A biophysical model of neuronal dynamics during energy deprivation

Cerebral ischemia is a condition in which insufficient blood flow to the brain leads to metabolic stress. This can result in synaptic transmission failure, disturbances in ion homeostasis and eventually, cell swelling or cell death. Previous research has shown a tipping point beyond which return to physiological behaviour is impossible. We study neuronal dynamics during energy deprivation to identify the transition from reversible to irreversible damage, focusing on excitatory synaptic transmission.
We have constructed a biophysical model of a presynaptic neuron within a finite extracellular space calibrated with experimental data. To maintain ion homeostasis, the transmembrane ion fluxes are counteracted by ion transporters, such as the energy-dependent sodium-potassium ATPase (NKA). To model glutamate endocytosis and exocytosis, we combine calcium-dependent glutamate release and uptake by the excitatory amino acid transporter. To simulate energy deprivation, we deactivate the NKA. Using our model, we study the transition from physiological to pathological behaviour. Furthermore, we analyze the different recovery time scales for ion homeostasis and glutamate clearance.

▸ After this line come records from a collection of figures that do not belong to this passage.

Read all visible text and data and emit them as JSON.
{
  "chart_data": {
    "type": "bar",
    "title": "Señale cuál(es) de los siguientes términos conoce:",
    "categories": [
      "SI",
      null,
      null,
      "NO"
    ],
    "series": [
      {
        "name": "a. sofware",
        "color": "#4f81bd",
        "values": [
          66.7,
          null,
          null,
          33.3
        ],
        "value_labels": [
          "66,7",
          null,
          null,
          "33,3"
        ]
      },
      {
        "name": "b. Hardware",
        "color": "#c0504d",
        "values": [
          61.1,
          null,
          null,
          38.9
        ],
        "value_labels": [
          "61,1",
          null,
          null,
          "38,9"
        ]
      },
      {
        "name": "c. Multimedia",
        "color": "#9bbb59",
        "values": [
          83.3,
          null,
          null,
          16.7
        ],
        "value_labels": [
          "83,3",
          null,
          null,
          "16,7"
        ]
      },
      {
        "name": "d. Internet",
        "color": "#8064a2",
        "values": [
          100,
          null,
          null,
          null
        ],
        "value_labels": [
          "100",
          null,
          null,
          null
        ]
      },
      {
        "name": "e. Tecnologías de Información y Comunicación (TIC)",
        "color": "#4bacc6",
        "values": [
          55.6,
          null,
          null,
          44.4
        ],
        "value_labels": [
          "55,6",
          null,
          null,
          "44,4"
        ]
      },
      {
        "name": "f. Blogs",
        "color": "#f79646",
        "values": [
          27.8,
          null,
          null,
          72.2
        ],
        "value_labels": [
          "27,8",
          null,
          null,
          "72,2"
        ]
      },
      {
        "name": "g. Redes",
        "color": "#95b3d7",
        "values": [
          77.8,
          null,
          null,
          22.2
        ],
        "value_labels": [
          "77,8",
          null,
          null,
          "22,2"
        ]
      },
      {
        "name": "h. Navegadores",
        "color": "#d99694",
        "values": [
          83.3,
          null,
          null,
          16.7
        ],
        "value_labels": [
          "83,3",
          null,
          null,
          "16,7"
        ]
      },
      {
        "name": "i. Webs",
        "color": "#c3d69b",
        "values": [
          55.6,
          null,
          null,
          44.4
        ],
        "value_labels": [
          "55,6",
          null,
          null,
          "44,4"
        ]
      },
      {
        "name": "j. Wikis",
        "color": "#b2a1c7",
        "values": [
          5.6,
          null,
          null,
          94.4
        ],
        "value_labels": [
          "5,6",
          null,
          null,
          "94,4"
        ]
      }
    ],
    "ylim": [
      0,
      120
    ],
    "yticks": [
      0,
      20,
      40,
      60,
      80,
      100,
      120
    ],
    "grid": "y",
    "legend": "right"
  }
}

Our model faithfully reproduces baseline physiological behaviour. During ischemia, ion homeostasis and glutamate clearance are disturbed, and cell swelling occurs due to imbalanced osmotic pressure. Upon restoring energy supply, the neuron returns to the physiological state or approaches an irreversible pathological state in which the neuron is not excitable anymore. Recovery of ion homeostasis and synaptic transmission are not simultaneous. The neuron may return to physiological levels while excitotoxicity remains. In conclusion, our model allows simulation of neuronal dynamics during ischemia and during recovery.